Petropavlovsk share price tanks 15 per cent on rights issue to pay bonds
Shares in Russia-focused gold mining company Petropavlovsk plummeted 15 per cent yesterday on news the indebted miner was seeking a rights issue to placate its senior lender banks and bond holders.
A decline in the price of gold in recent years has hit the London-listed miner, which had net debt of $924m (£568m) as of June this year.
Yesterday, Petropavlovsk said the “current market and geopolitical environment” had hit its aim to achieve full repayment of its existing bonds upon maturity.
Petropavlovsk said it would seek to refinance $310.5m of convertible bonds due in February 2015, and has had “detailed discussions” with bondholders on its proposals.
Petropavlovsk also said its senior lenders, Russian banks Sberbank and VTB, had made clear they wanted a refinancing agreed “as soon as possible”.
The banks had indicated, however, to Petropavlovsk that they would be willing to relax covenants on loans due at the end of this year as a refinancing proceeds.

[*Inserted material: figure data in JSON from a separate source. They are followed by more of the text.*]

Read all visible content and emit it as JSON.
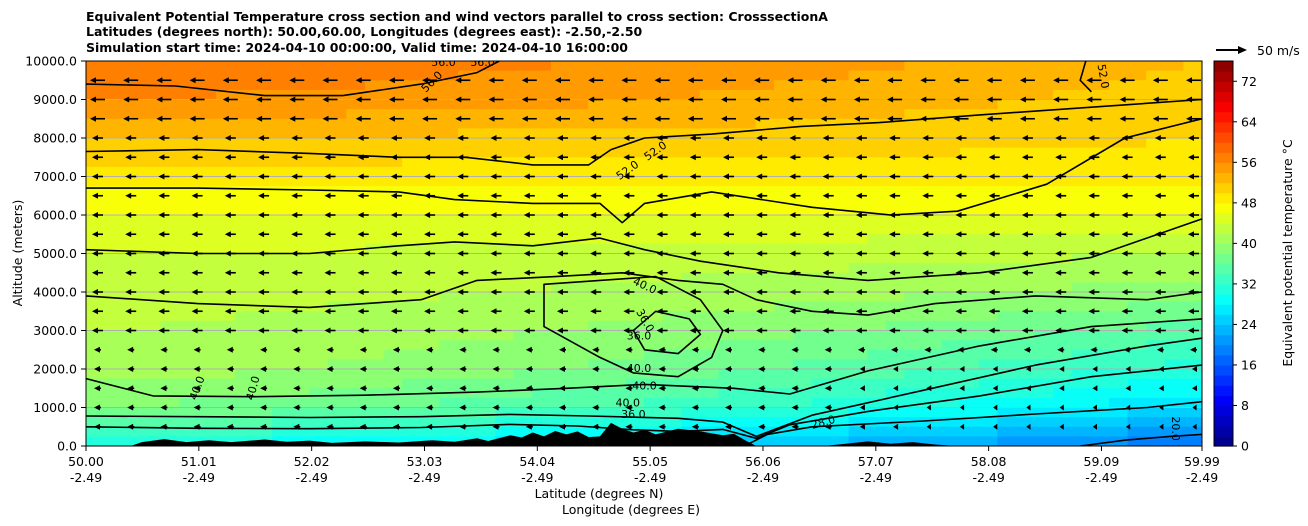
{
  "chart_data": {
    "type": "heatmap",
    "title_lines": [
      "Equivalent Potential Temperature cross section and wind vectors parallel to cross section: CrosssectionA",
      "Latitudes (degrees north): 50.00,60.00, Longitudes (degrees east): -2.50,-2.50",
      "Simulation start time: 2024-04-10 00:00:00, Valid time: 2024-04-10 16:00:00"
    ],
    "ylabel": "Altitude (meters)",
    "xlabel_lines": [
      "Latitude (degrees N)",
      "Longitude (degrees E)"
    ],
    "xlim": [
      50.0,
      59.99
    ],
    "ylim": [
      0,
      10000
    ],
    "x_ticks": [
      {
        "value": 50.0,
        "lat": "50.00",
        "lon": "-2.49"
      },
      {
        "value": 51.01,
        "lat": "51.01",
        "lon": "-2.49"
      },
      {
        "value": 52.02,
        "lat": "52.02",
        "lon": "-2.49"
      },
      {
        "value": 53.03,
        "lat": "53.03",
        "lon": "-2.49"
      },
      {
        "value": 54.04,
        "lat": "54.04",
        "lon": "-2.49"
      },
      {
        "value": 55.05,
        "lat": "55.05",
        "lon": "-2.49"
      },
      {
        "value": 56.06,
        "lat": "56.06",
        "lon": "-2.49"
      },
      {
        "value": 57.07,
        "lat": "57.07",
        "lon": "-2.49"
      },
      {
        "value": 58.08,
        "lat": "58.08",
        "lon": "-2.49"
      },
      {
        "value": 59.09,
        "lat": "59.09",
        "lon": "-2.49"
      },
      {
        "value": 59.99,
        "lat": "59.99",
        "lon": "-2.49"
      }
    ],
    "y_ticks": [
      {
        "value": 0,
        "label": "0.0"
      },
      {
        "value": 1000,
        "label": "1000.0"
      },
      {
        "value": 2000,
        "label": "2000.0"
      },
      {
        "value": 3000,
        "label": "3000.0"
      },
      {
        "value": 4000,
        "label": "4000.0"
      },
      {
        "value": 5000,
        "label": "5000.0"
      },
      {
        "value": 6000,
        "label": "6000.0"
      },
      {
        "value": 7000,
        "label": "7000.0"
      },
      {
        "value": 8000,
        "label": "8000.0"
      },
      {
        "value": 9000,
        "label": "9000.0"
      },
      {
        "value": 10000,
        "label": "10000.0"
      }
    ],
    "grid": "horizontal",
    "colorbar": {
      "label": "Equivalent potential temperature $^\\circ$C",
      "label_text": "Equivalent potential temperature °C",
      "min": 0,
      "max": 76,
      "ticks": [
        "0",
        "8",
        "16",
        "24",
        "32",
        "40",
        "48",
        "56",
        "64",
        "72"
      ],
      "colormap": "jet"
    },
    "quiver_key": {
      "label": "50 m/s",
      "value": 50
    },
    "wind_direction": "toward decreasing latitude (leftward)",
    "theta_e_profile": [
      {
        "alt": 0,
        "north_edge": 18,
        "south_edge": 30
      },
      {
        "alt": 1000,
        "north_edge": 26,
        "south_edge": 38
      },
      {
        "alt": 2000,
        "north_edge": 31,
        "south_edge": 41
      },
      {
        "alt": 3000,
        "north_edge": 35,
        "south_edge": 42
      },
      {
        "alt": 4000,
        "north_edge": 39,
        "south_edge": 43
      },
      {
        "alt": 5000,
        "north_edge": 42,
        "south_edge": 44
      },
      {
        "alt": 6000,
        "north_edge": 46,
        "south_edge": 46
      },
      {
        "alt": 7000,
        "north_edge": 49,
        "south_edge": 49
      },
      {
        "alt": 8000,
        "north_edge": 50,
        "south_edge": 52
      },
      {
        "alt": 9000,
        "north_edge": 51,
        "south_edge": 56
      },
      {
        "alt": 10000,
        "north_edge": 52,
        "south_edge": 58
      }
    ],
    "contours": [
      {
        "level": 28,
        "points": [
          [
            55.9,
            10
          ],
          [
            56.1,
            300
          ],
          [
            56.5,
            500
          ],
          [
            57.5,
            650
          ],
          [
            58.5,
            830
          ],
          [
            59.5,
            1000
          ],
          [
            59.99,
            1150
          ]
        ]
      },
      {
        "level": 20,
        "points": [
          [
            58.9,
            0
          ],
          [
            59.3,
            150
          ],
          [
            59.7,
            250
          ],
          [
            59.99,
            300
          ]
        ]
      },
      {
        "level": 36,
        "points": [
          [
            50.0,
            500
          ],
          [
            51.0,
            460
          ],
          [
            52.0,
            450
          ],
          [
            53.0,
            480
          ],
          [
            53.8,
            560
          ],
          [
            54.4,
            520
          ],
          [
            54.9,
            420
          ],
          [
            55.3,
            380
          ],
          [
            55.7,
            430
          ],
          [
            56.0,
            200
          ],
          [
            56.3,
            550
          ],
          [
            57.0,
            900
          ],
          [
            58.0,
            1300
          ],
          [
            59.0,
            1800
          ],
          [
            59.99,
            2100
          ]
        ]
      },
      {
        "level": 40,
        "points": [
          [
            50.0,
            780
          ],
          [
            51.0,
            760
          ],
          [
            52.0,
            740
          ],
          [
            53.0,
            760
          ],
          [
            53.8,
            820
          ],
          [
            54.5,
            780
          ],
          [
            55.3,
            720
          ],
          [
            55.7,
            620
          ],
          [
            56.0,
            250
          ],
          [
            56.5,
            800
          ],
          [
            57.5,
            1450
          ],
          [
            58.5,
            2100
          ],
          [
            59.5,
            2600
          ],
          [
            59.99,
            2800
          ]
        ]
      },
      {
        "level": 40,
        "points": [
          [
            50.0,
            1750
          ],
          [
            50.6,
            1300
          ],
          [
            51.5,
            1280
          ],
          [
            52.5,
            1320
          ],
          [
            53.5,
            1400
          ],
          [
            54.3,
            1500
          ],
          [
            55.0,
            1600
          ],
          [
            55.8,
            1500
          ],
          [
            56.3,
            1350
          ],
          [
            57.0,
            1950
          ],
          [
            58.0,
            2600
          ],
          [
            59.0,
            3100
          ],
          [
            59.99,
            3300
          ]
        ]
      },
      {
        "level": 40,
        "points": [
          [
            54.6,
            4300
          ],
          [
            54.1,
            4200
          ],
          [
            54.1,
            3100
          ],
          [
            54.6,
            2300
          ],
          [
            54.9,
            1900
          ],
          [
            55.3,
            1800
          ],
          [
            55.6,
            2300
          ],
          [
            55.7,
            3000
          ],
          [
            55.5,
            3800
          ],
          [
            55.1,
            4400
          ],
          [
            54.6,
            4300
          ]
        ]
      },
      {
        "level": 36,
        "points": [
          [
            54.9,
            3000
          ],
          [
            55.1,
            3500
          ],
          [
            55.4,
            3300
          ],
          [
            55.5,
            2900
          ],
          [
            55.3,
            2400
          ],
          [
            55.0,
            2500
          ],
          [
            54.9,
            3000
          ]
        ]
      },
      {
        "level": 44,
        "points": [
          [
            50.0,
            3900
          ],
          [
            51.0,
            3700
          ],
          [
            52.0,
            3600
          ],
          [
            53.0,
            3800
          ],
          [
            53.5,
            4300
          ],
          [
            54.2,
            4400
          ],
          [
            54.8,
            4500
          ],
          [
            55.3,
            4300
          ],
          [
            55.7,
            4200
          ],
          [
            56.0,
            3800
          ],
          [
            56.5,
            3500
          ],
          [
            57.0,
            3400
          ],
          [
            57.6,
            3700
          ],
          [
            58.5,
            3900
          ],
          [
            59.5,
            3800
          ],
          [
            59.99,
            4000
          ]
        ]
      },
      {
        "level": 46,
        "points": [
          [
            50.0,
            5100
          ],
          [
            51.0,
            5000
          ],
          [
            52.0,
            5000
          ],
          [
            52.8,
            5200
          ],
          [
            53.3,
            5300
          ],
          [
            54.0,
            5200
          ],
          [
            54.6,
            5400
          ],
          [
            55.0,
            5100
          ],
          [
            55.5,
            4800
          ],
          [
            56.2,
            4500
          ],
          [
            57.0,
            4300
          ],
          [
            57.5,
            4400
          ],
          [
            58.0,
            4500
          ],
          [
            59.0,
            4900
          ],
          [
            59.99,
            5900
          ]
        ]
      },
      {
        "level": 48,
        "points": [
          [
            50.0,
            6700
          ],
          [
            51.0,
            6700
          ],
          [
            52.0,
            6650
          ],
          [
            52.8,
            6600
          ],
          [
            53.3,
            6400
          ],
          [
            54.0,
            6300
          ],
          [
            54.6,
            6300
          ],
          [
            54.8,
            5800
          ],
          [
            55.0,
            6300
          ],
          [
            55.6,
            6600
          ],
          [
            56.5,
            6200
          ],
          [
            57.2,
            6000
          ],
          [
            57.8,
            6100
          ],
          [
            58.6,
            6800
          ],
          [
            59.3,
            8000
          ],
          [
            59.99,
            8500
          ]
        ]
      },
      {
        "level": 52,
        "points": [
          [
            50.0,
            7650
          ],
          [
            51.0,
            7700
          ],
          [
            52.0,
            7600
          ],
          [
            52.8,
            7500
          ],
          [
            53.4,
            7500
          ],
          [
            54.0,
            7300
          ],
          [
            54.5,
            7300
          ],
          [
            54.7,
            7700
          ],
          [
            55.0,
            8000
          ],
          [
            55.6,
            8100
          ],
          [
            56.4,
            8300
          ],
          [
            57.1,
            8400
          ],
          [
            58.0,
            8600
          ],
          [
            59.0,
            8800
          ],
          [
            59.99,
            9000
          ]
        ]
      },
      {
        "level": 52,
        "points": [
          [
            59.0,
            9200
          ],
          [
            58.9,
            9500
          ],
          [
            58.95,
            10000
          ]
        ]
      },
      {
        "level": 56,
        "points": [
          [
            50.0,
            9400
          ],
          [
            50.8,
            9350
          ],
          [
            51.6,
            9100
          ],
          [
            52.3,
            9100
          ],
          [
            53.0,
            9400
          ],
          [
            53.5,
            9700
          ],
          [
            53.7,
            10000
          ]
        ]
      }
    ],
    "contour_labels": [
      {
        "text": "56.0",
        "lat": 53.1,
        "alt": 9450,
        "rot": -45
      },
      {
        "text": "56.0",
        "lat": 53.2,
        "alt": 9950,
        "rot": 0
      },
      {
        "text": "56.0",
        "lat": 53.55,
        "alt": 9950,
        "rot": 0
      },
      {
        "text": "52.0",
        "lat": 54.85,
        "alt": 7150,
        "rot": -35
      },
      {
        "text": "52.0",
        "lat": 55.1,
        "alt": 7650,
        "rot": -35
      },
      {
        "text": "52.0",
        "lat": 59.1,
        "alt": 9600,
        "rot": 80
      },
      {
        "text": "40.0",
        "lat": 55.0,
        "alt": 4150,
        "rot": 25
      },
      {
        "text": "36.0",
        "lat": 55.0,
        "alt": 3250,
        "rot": 60
      },
      {
        "text": "36.0",
        "lat": 54.95,
        "alt": 2850,
        "rot": 0
      },
      {
        "text": "40.0",
        "lat": 54.95,
        "alt": 2000,
        "rot": 0
      },
      {
        "text": "40.0",
        "lat": 55.0,
        "alt": 1550,
        "rot": 0
      },
      {
        "text": "40.0",
        "lat": 54.85,
        "alt": 1100,
        "rot": 0
      },
      {
        "text": "36.0",
        "lat": 54.9,
        "alt": 800,
        "rot": 0
      },
      {
        "text": "28.0",
        "lat": 56.6,
        "alt": 600,
        "rot": -15
      },
      {
        "text": "20.0",
        "lat": 59.75,
        "alt": 450,
        "rot": 90
      },
      {
        "text": "40.0",
        "lat": 51.0,
        "alt": 1500,
        "rot": -70
      },
      {
        "text": "40.0",
        "lat": 51.5,
        "alt": 1500,
        "rot": -75
      }
    ],
    "terrain": [
      [
        50.0,
        0
      ],
      [
        50.4,
        0
      ],
      [
        50.5,
        100
      ],
      [
        50.7,
        180
      ],
      [
        50.9,
        100
      ],
      [
        51.1,
        150
      ],
      [
        51.3,
        100
      ],
      [
        51.6,
        170
      ],
      [
        51.8,
        110
      ],
      [
        52.0,
        140
      ],
      [
        52.2,
        80
      ],
      [
        52.5,
        120
      ],
      [
        52.8,
        90
      ],
      [
        53.1,
        150
      ],
      [
        53.3,
        110
      ],
      [
        53.5,
        200
      ],
      [
        53.6,
        130
      ],
      [
        53.8,
        280
      ],
      [
        53.9,
        220
      ],
      [
        54.0,
        350
      ],
      [
        54.1,
        250
      ],
      [
        54.2,
        390
      ],
      [
        54.3,
        300
      ],
      [
        54.4,
        380
      ],
      [
        54.5,
        230
      ],
      [
        54.6,
        250
      ],
      [
        54.7,
        600
      ],
      [
        54.8,
        450
      ],
      [
        54.9,
        350
      ],
      [
        55.0,
        420
      ],
      [
        55.1,
        300
      ],
      [
        55.3,
        450
      ],
      [
        55.5,
        380
      ],
      [
        55.7,
        280
      ],
      [
        55.8,
        320
      ],
      [
        55.9,
        150
      ],
      [
        56.0,
        0
      ],
      [
        56.6,
        0
      ],
      [
        56.8,
        60
      ],
      [
        57.0,
        120
      ],
      [
        57.2,
        60
      ],
      [
        57.4,
        100
      ],
      [
        57.6,
        40
      ],
      [
        57.8,
        0
      ],
      [
        59.99,
        0
      ]
    ]
  }
}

Canaccord Genuity analysts said: “Management has to chart a difficult course between raising sufficient funds to reduce the debt level to something manageable without diluting shareholders too much.”
Concerns on investments in Russia have risen this year as political relations have soured with the west, but Petropavlovsk stressed it had not been directly affected by either sanctions on Russia or the Ukraine conflict, with the mining company’s main operations in the Amur region in eastern Russia.
Petropavlovsk has a five-year plan in place to achieve repayment of its total debt by 2019.